Заседание закончилось. Люди «Оазиса» потянулись на выход. Вышел и Лев, и студию запер. Его ждала Поля. Рука об руку шли они по коридору культурного центра, мимо библиотеки, вдоль стен, увешанных фотокартинами бурной истории молодого еврейского государства. Были здесь и опаленные огнем боя ликующие солдаты у стен древнего Иерусалима, и рукотворно орошенная зеленеющая пустыня, и нарядные разнообразного цвета кожи детки, умильно внимающие темноволосой высокогрудой красавице-учительнице, и что-то исследующие при посредстве фантастических приборов люди в глухих зеленых комбинезонах, и цветущие города у лазурного моря, и пр., и пр. Каждый раз, созерцая эту оргию созидания, Арье печально думал, как далеки от нее литературно ублажаемые им советские старички. А он-то сам? Да в общем-то тоже далек. А поэты московско-тель-авивские? О-о, те и подавно! Но тоже вот, слышал он, как-то устроились. Только не по поэтической части. Рита, так та и вовсе в Штаты сдернула.

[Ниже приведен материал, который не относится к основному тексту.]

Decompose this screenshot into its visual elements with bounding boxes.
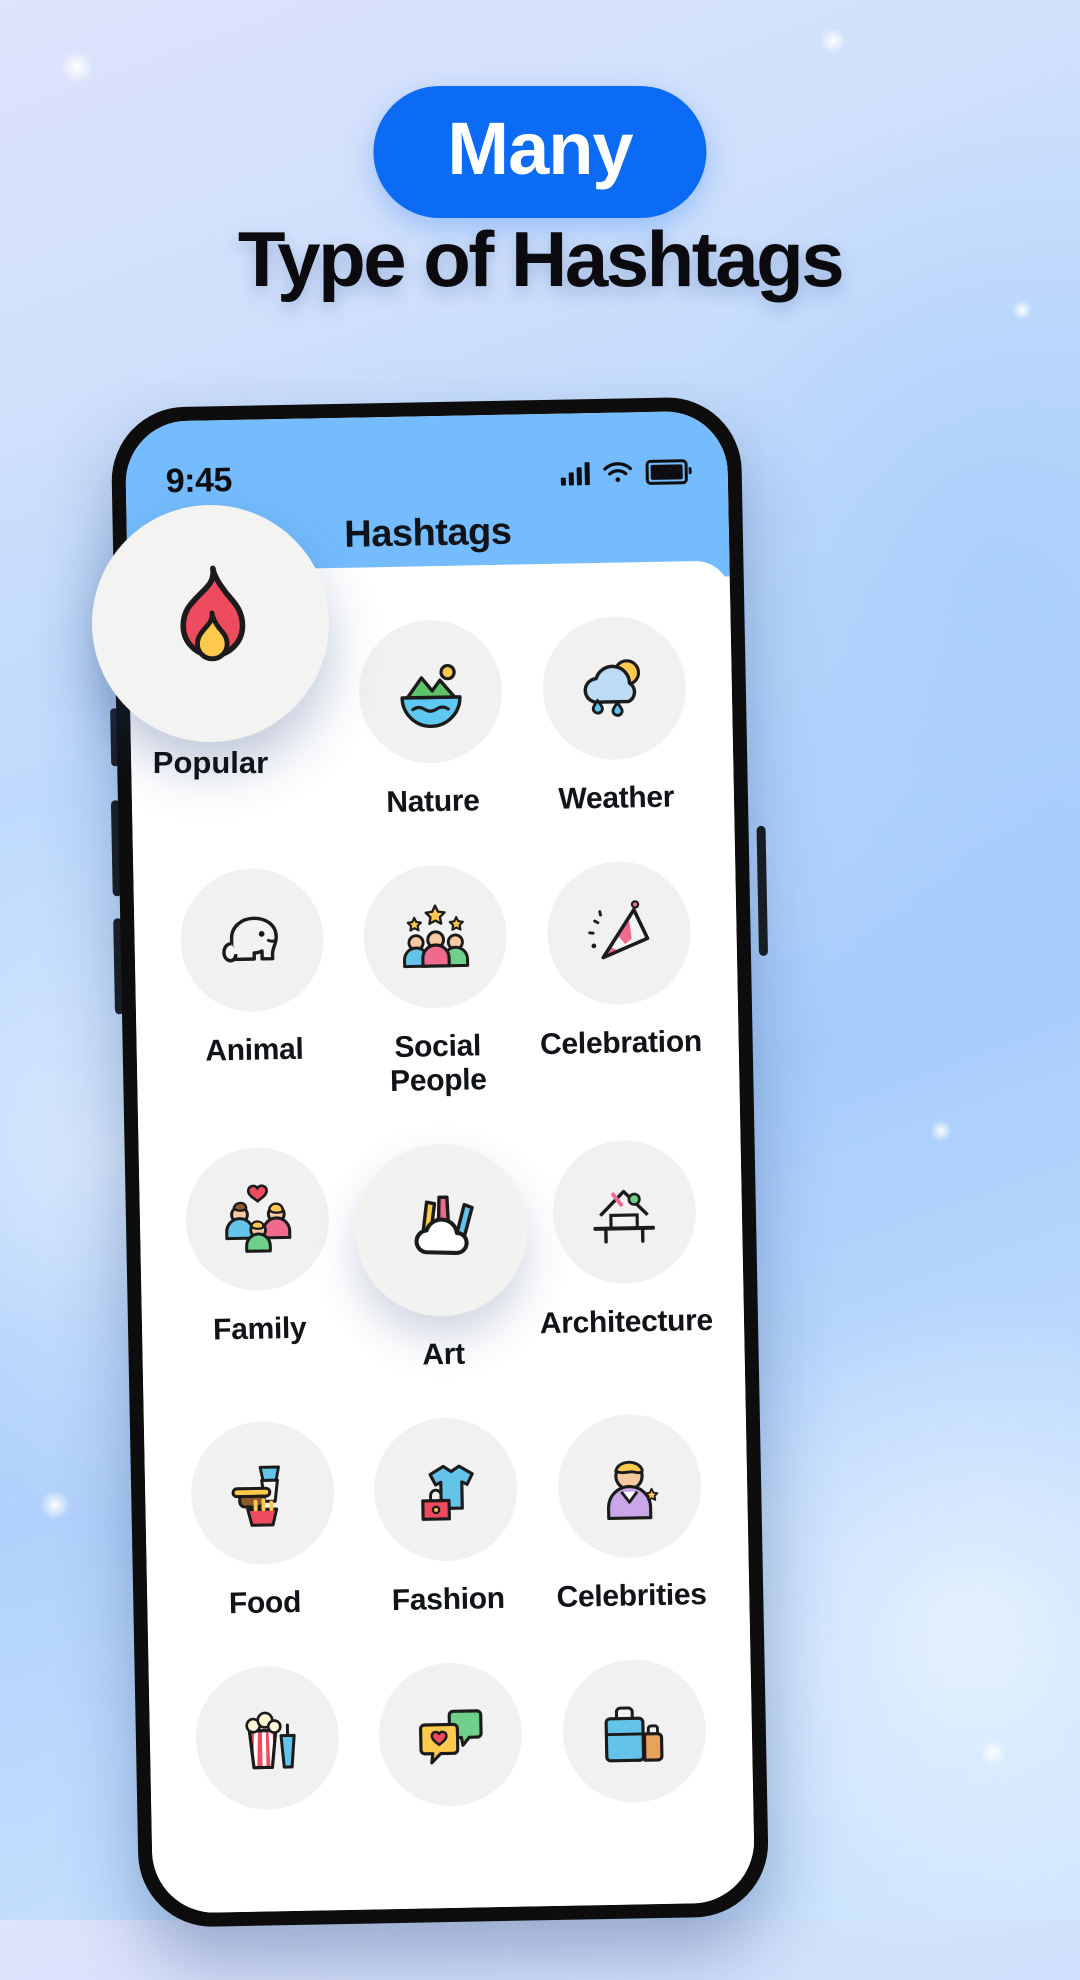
battery-full-icon [645, 458, 688, 485]
category-item-food[interactable]: Food [170, 1420, 357, 1622]
category-item-weather[interactable]: Weather [521, 615, 708, 817]
category-item-social-people[interactable]: Social People [343, 863, 531, 1099]
flame-icon [179, 565, 245, 661]
bokeh-dot [40, 1490, 70, 1520]
bokeh-dot [980, 1740, 1006, 1766]
category-item-fashion[interactable]: Fashion [353, 1416, 540, 1618]
category-label: Food [228, 1585, 302, 1621]
category-grid: Popular Nature [128, 596, 753, 1833]
category-label: Celebration [539, 1025, 703, 1062]
phone-power-button [756, 825, 769, 956]
travel-icon [604, 1705, 664, 1762]
bokeh-dot [930, 1120, 952, 1142]
elephant-icon [221, 916, 278, 962]
bokeh-dot [820, 28, 846, 54]
promo-badge: Many [373, 86, 707, 218]
chat-icon [418, 1708, 483, 1765]
nature-icon [400, 663, 462, 728]
category-label-popular: Popular [152, 745, 269, 780]
category-label: Social People [389, 1029, 487, 1099]
category-label: Family [212, 1311, 307, 1347]
category-item-animal[interactable]: Animal [159, 867, 347, 1103]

Ну, она-то, понятно — Леркиной породы.
Вышли в душную тьму и побрели восвояси люди «Оазиса». Кто куда: Аркадий — в расположенный неподалеку интернат для тихо помешанных; Влада, ощущая вечерний позыв к соитию, малое чадо поручив попечению соседки, направила стопы в собрание пофигисто-буддистов — забыться в дурмане курений, соитий и чакр; словолюбивые старцы возвращались в убогие съемные норы.
«Мы уйдем, и “Оазис” засохнет, умрет вместе с нами, заметенный суховеями бурной израильской жизни. Молодежь говорит на иврите, принадлежит уже здешней жизни. Что ей русская литература? Что ей Лев Николаич Толстой?» Так печально рассуждая, в душной израильской ночи влекся за полною Полей Арье Шнеерзон, он же Лев Сидоров, Лёва. Присутствие Поли умиротворяло, как-то мирило с жестоким миром. И он думал: «Ну да ладно, все же как-то устроилась жизнь. “Покоя сердце просит”. Вот Поля — такая уютная вся. А то с Лерками этими — в бездну прямиком».
Поглядел вслед уходившим студийцам. Под фонарем белым пятном в душной тьме мелькнуло лицо обернувшейся Влады — темно-алые губы пофигисто-буддистки, чувственно дрогнув, приоткрылись, и большие серые глаза откровенно призвали к соитию.
[1] Град Авраамов — имеется в виду Беэр Шева, город на юге Израиля.
[2] Алия — восхождение; так называют на иврите возвращение евреев в Израиль, на так называемую историческую родину (ивр.).
[3] Арье — лев (ивр.).
[4] ГЗ — главное здание МГУ им. Ломоносова.